According to Fletcher, the work he’s auctioning showed at a museum show in Albany in 1968 and has been privately owned for years.
“The painting’s been getting a lot of interest,” he added.
But he also noted how, despite fewer in-gallery visitors on-hand these days to see what will be offered on Saturday in person, all who’ve seen this year’s collection going up for sale as his best ever. Why? Each item has a rare special quality about it, from mystical barn shadows to uncharacteristic flourishes from well-known Woodstock artists, as well as many from outside the community but equal to Woodstock’s best, and collected by those who’ve long collected the art colony’s many artists.

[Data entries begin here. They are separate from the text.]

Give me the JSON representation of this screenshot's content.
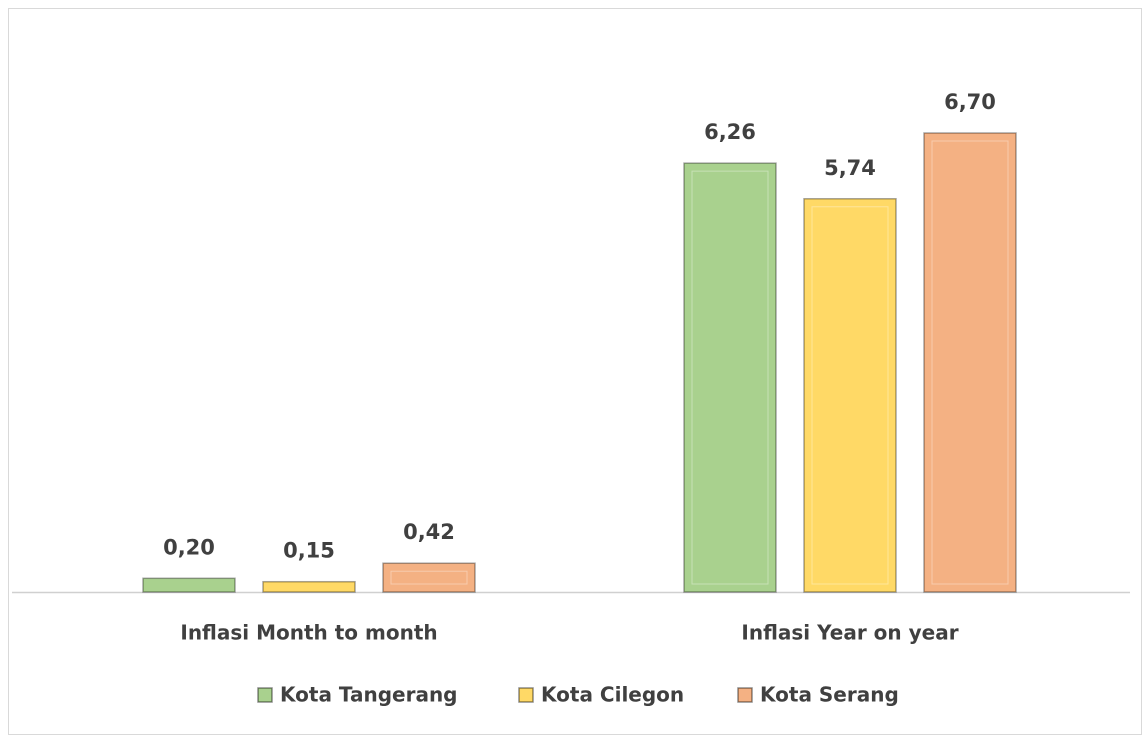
{
  "chart_data": {
    "type": "bar",
    "categories": [
      "Inflasi Month to month",
      "Inflasi Year on year"
    ],
    "series": [
      {
        "name": "Kota Tangerang",
        "color": "#a9d18e",
        "values": [
          0.2,
          6.26
        ],
        "value_labels": [
          "0,20",
          "6,26"
        ]
      },
      {
        "name": "Kota Cilegon",
        "color": "#ffd966",
        "values": [
          0.15,
          5.74
        ],
        "value_labels": [
          "0,15",
          "5,74"
        ]
      },
      {
        "name": "Kota Serang",
        "color": "#f4b183",
        "values": [
          0.42,
          6.7
        ],
        "value_labels": [
          "0,42",
          "6,70"
        ]
      }
    ],
    "legend": "bottom"
  }
}
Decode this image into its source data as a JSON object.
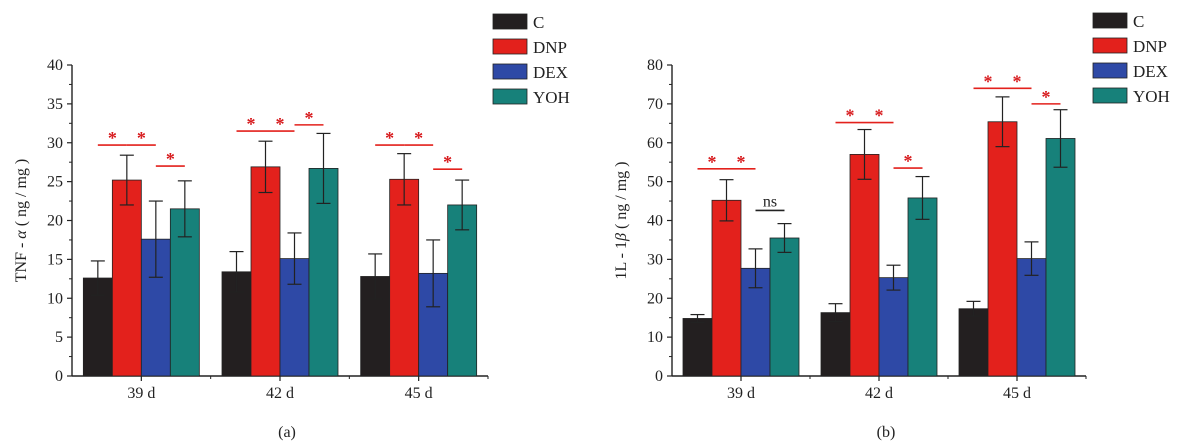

And yet like many in his business, as well as other lines tied to our culture, Fletcher remembers times when art, books, and all things sold based on personal attributes. You saw something, discussed it with whomever was in charge of the item’s (or idea’s) sale, and then took the time to ponder what purchase of a painting, single or line of books, or fine piece of property would mean to the quality of one’s life.

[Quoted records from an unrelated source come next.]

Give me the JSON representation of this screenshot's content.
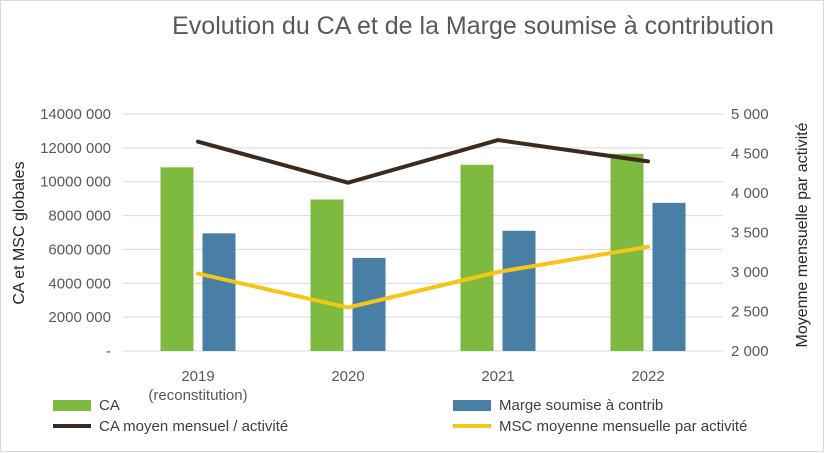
{
  "chart_data": {
    "type": "bar",
    "title": "Evolution du CA et de la Marge soumise à contribution",
    "xlabel": "",
    "ylabel": "CA et MSC globales",
    "y2label": "Moyenne mensuelle par activité",
    "categories": [
      [
        "2019",
        "(reconstitution)"
      ],
      [
        "2020"
      ],
      [
        "2021"
      ],
      [
        "2022"
      ]
    ],
    "ylim": [
      0,
      14000000
    ],
    "y2lim": [
      2000,
      5000
    ],
    "yticks": [
      "-",
      "2000 000",
      "4000 000",
      "6000 000",
      "8000 000",
      "10000 000",
      "12000 000",
      "14000 000"
    ],
    "y2ticks": [
      "2 000",
      "2 500",
      "3 000",
      "3 500",
      "4 000",
      "4 500",
      "5 000"
    ],
    "grid": true,
    "legend_position": "bottom",
    "series": [
      {
        "name": "CA",
        "kind": "bar",
        "axis": "left",
        "color": "#7dba3f",
        "values": [
          10850000,
          8950000,
          11000000,
          11650000
        ]
      },
      {
        "name": "Marge soumise à contrib",
        "kind": "bar",
        "axis": "left",
        "color": "#4a7fa5",
        "values": [
          6950000,
          5500000,
          7100000,
          8750000
        ]
      },
      {
        "name": "CA moyen mensuel / activité",
        "kind": "line",
        "axis": "right",
        "color": "#3a2a20",
        "values": [
          4650,
          4130,
          4670,
          4400
        ]
      },
      {
        "name": "MSC moyenne mensuelle par activité",
        "kind": "line",
        "axis": "right",
        "color": "#f5c518",
        "values": [
          2980,
          2550,
          3000,
          3320
        ]
      }
    ]
  }
}
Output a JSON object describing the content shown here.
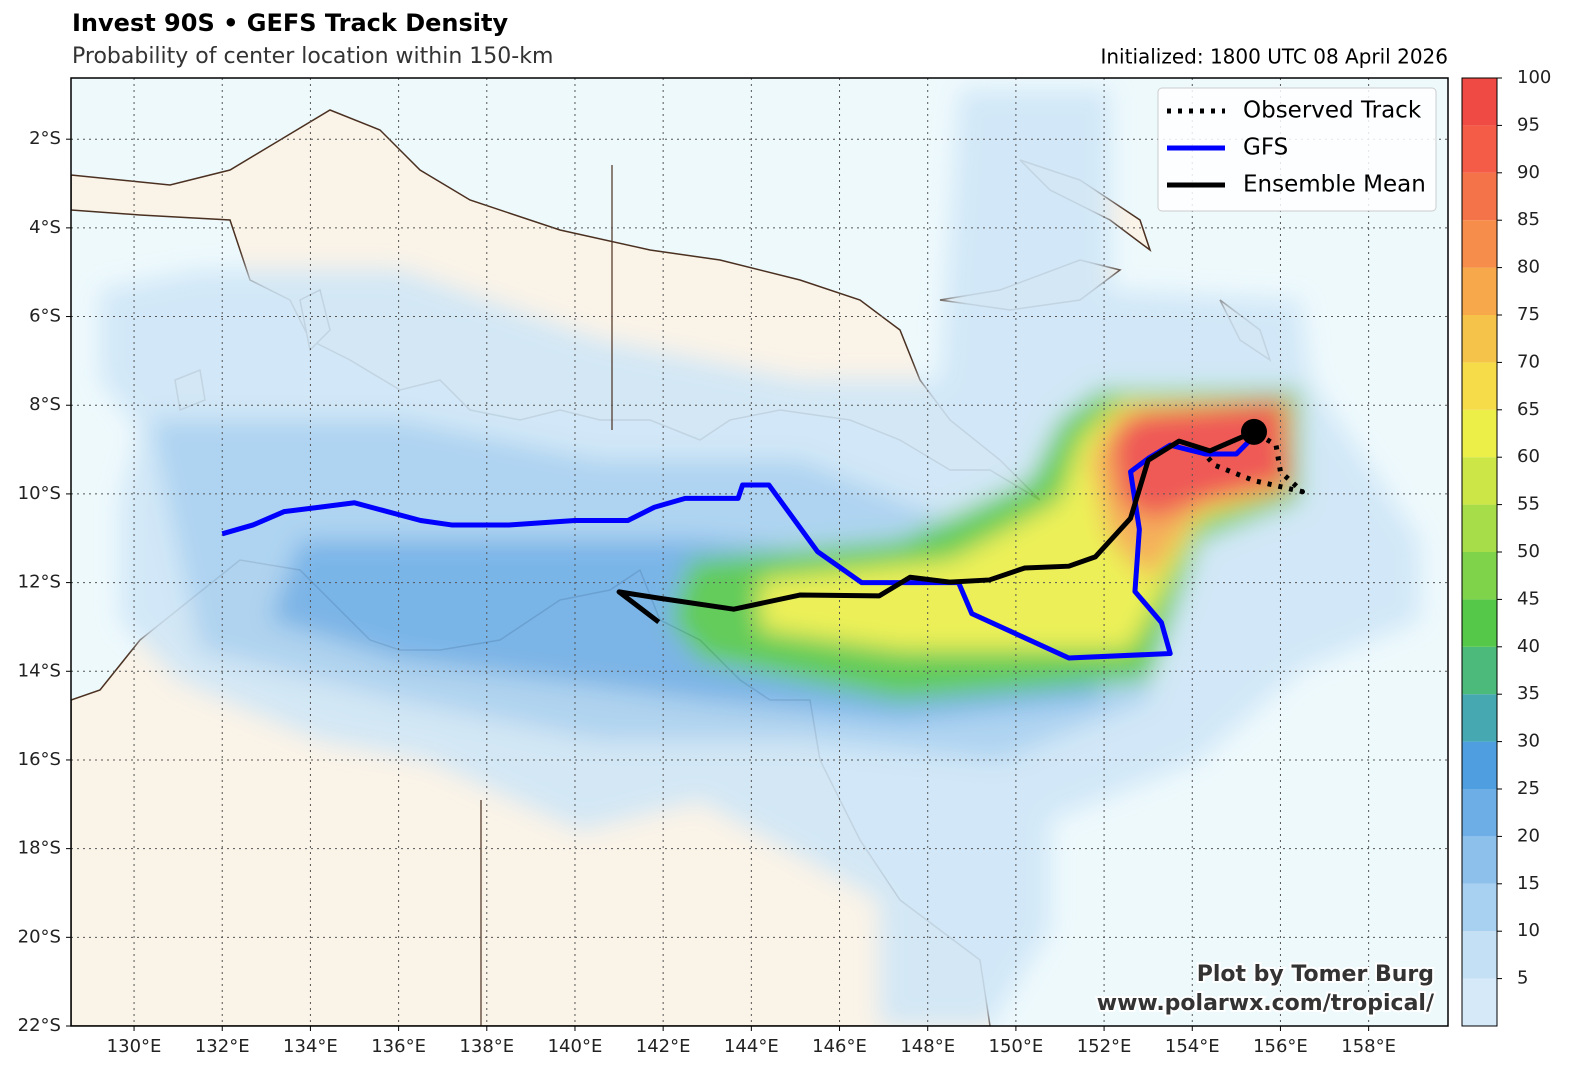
{
  "header": {
    "title": "Invest 90S • GEFS Track Density",
    "subtitle": "Probability of center location within 150-km",
    "initialized": "Initialized: 1800 UTC 08 April 2026"
  },
  "map": {
    "type": "map",
    "xlim": [
      128.57,
      159.8
    ],
    "ylim": [
      -22,
      -0.62
    ],
    "grid": true,
    "land_color": "#faf3e8",
    "ocean_color": "#eef9fc",
    "legend_position": "upper right",
    "xticks": [
      {
        "value": 130,
        "label": "130°E"
      },
      {
        "value": 132,
        "label": "132°E"
      },
      {
        "value": 134,
        "label": "134°E"
      },
      {
        "value": 136,
        "label": "136°E"
      },
      {
        "value": 138,
        "label": "138°E"
      },
      {
        "value": 140,
        "label": "140°E"
      },
      {
        "value": 142,
        "label": "142°E"
      },
      {
        "value": 144,
        "label": "144°E"
      },
      {
        "value": 146,
        "label": "146°E"
      },
      {
        "value": 148,
        "label": "148°E"
      },
      {
        "value": 150,
        "label": "150°E"
      },
      {
        "value": 152,
        "label": "152°E"
      },
      {
        "value": 154,
        "label": "154°E"
      },
      {
        "value": 156,
        "label": "156°E"
      },
      {
        "value": 158,
        "label": "158°E"
      }
    ],
    "yticks": [
      {
        "value": -2,
        "label": "2°S"
      },
      {
        "value": -4,
        "label": "4°S"
      },
      {
        "value": -6,
        "label": "6°S"
      },
      {
        "value": -8,
        "label": "8°S"
      },
      {
        "value": -10,
        "label": "10°S"
      },
      {
        "value": -12,
        "label": "12°S"
      },
      {
        "value": -14,
        "label": "14°S"
      },
      {
        "value": -16,
        "label": "16°S"
      },
      {
        "value": -18,
        "label": "18°S"
      },
      {
        "value": -20,
        "label": "20°S"
      },
      {
        "value": -22,
        "label": "22°S"
      }
    ],
    "series": [
      {
        "name": "Observed Track",
        "color": "#000000",
        "style": "dotted",
        "lon": [
          154.2,
          154.5,
          155.4,
          156.5,
          156.0,
          155.9,
          155.4
        ],
        "lat": [
          -9.0,
          -9.35,
          -9.7,
          -9.95,
          -9.5,
          -8.9,
          -8.6
        ]
      },
      {
        "name": "GFS",
        "color": "#0000ff",
        "style": "solid",
        "lon": [
          155.4,
          155.0,
          154.3,
          153.5,
          153.0,
          152.6,
          152.8,
          152.7,
          153.3,
          153.5,
          151.2,
          149.0,
          148.7,
          148.0,
          146.5,
          145.5,
          144.4,
          143.8,
          143.7,
          142.5,
          141.8,
          141.2,
          140.0,
          138.5,
          137.2,
          136.5,
          135.0,
          134.2,
          133.4,
          132.7,
          132.0
        ],
        "lat": [
          -8.7,
          -9.1,
          -9.1,
          -8.9,
          -9.2,
          -9.5,
          -10.8,
          -12.2,
          -12.9,
          -13.6,
          -13.7,
          -12.7,
          -12.0,
          -12.0,
          -12.0,
          -11.3,
          -9.8,
          -9.8,
          -10.1,
          -10.1,
          -10.3,
          -10.6,
          -10.6,
          -10.7,
          -10.7,
          -10.6,
          -10.2,
          -10.3,
          -10.4,
          -10.7,
          -10.9
        ]
      },
      {
        "name": "Ensemble Mean",
        "color": "#000000",
        "style": "solid",
        "lon": [
          155.4,
          154.4,
          153.7,
          153.0,
          152.6,
          151.8,
          151.2,
          150.2,
          149.4,
          148.5,
          147.6,
          146.9,
          145.1,
          143.6,
          141.9,
          141.0,
          141.9
        ],
        "lat": [
          -8.6,
          -9.03,
          -8.81,
          -9.24,
          -10.55,
          -11.42,
          -11.63,
          -11.67,
          -11.94,
          -11.99,
          -11.88,
          -12.3,
          -12.28,
          -12.6,
          -12.35,
          -12.21,
          -12.89
        ]
      }
    ],
    "current_position": {
      "lon": 155.4,
      "lat": -8.6
    }
  },
  "colorbar": {
    "range": [
      0,
      100
    ],
    "levels": [
      0,
      5,
      10,
      15,
      20,
      25,
      30,
      35,
      40,
      45,
      50,
      55,
      60,
      65,
      70,
      75,
      80,
      85,
      90,
      95,
      100
    ],
    "colors": [
      "#d6e9f8",
      "#c4e0f5",
      "#a8d0f0",
      "#8ec0ec",
      "#6eaee6",
      "#4f9fe0",
      "#46a8b0",
      "#4cba7a",
      "#55c84a",
      "#7fd34a",
      "#a7dd48",
      "#cbe646",
      "#ecef47",
      "#f6dc48",
      "#f6c34a",
      "#f6a84a",
      "#f68d4a",
      "#f57348",
      "#f45c47",
      "#f04a45"
    ],
    "ticks": [
      5,
      10,
      15,
      20,
      25,
      30,
      35,
      40,
      45,
      50,
      55,
      60,
      65,
      70,
      75,
      80,
      85,
      90,
      95,
      100
    ]
  },
  "credit": [
    "Plot by Tomer Burg",
    "www.polarwx.com/tropical/"
  ]
}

“Everything was one on one,” the gallerist said while sitting long gallery hours this past week. “People go out less now; the ways in which everyone gathers information have changed…People look at paintings online instead of in person. It leaves me a little dumbfounded.”
And yet Fletcher said he’s also noted that those still buying art, or any items from real estate to music, are being more discerning. Which is working for he and others in the field as more collections come to market, looking for new generations of aficionados.
“Just look at the economy. There’s all this booming stuff that Trump and his followers are speaking about, and then that which most people experience…it’s all very hard to read,” he added. “For me, the bottom line is that those left standing at the end of the day want better things. Which we can still provide.”
Like the Walter Plate beach painting. Or, for that matter, all that Tom Fletcher has assembled for his 23rd Art Auction starting off at 2 p.m. Saturday, June 23 at the Woodstock Community Center on Rock City Road.
Fletcher added that, for those who still appreciate seeing art in person, on a real wall in real light, he’ll be maintaining preview gallery hours from 10 a.m. to 10 p.m. Thursday and Friday, June 21 and 22, at his space located at 40 Mill Hill Road in Woodstock.
Call 679-4411 or see fletchergallery.com for more information, or to see an online catalogue of the 200 plus items up for sale.
Just don’t forget that seeing such stuff in person is still a treat. And what human culture is still all about.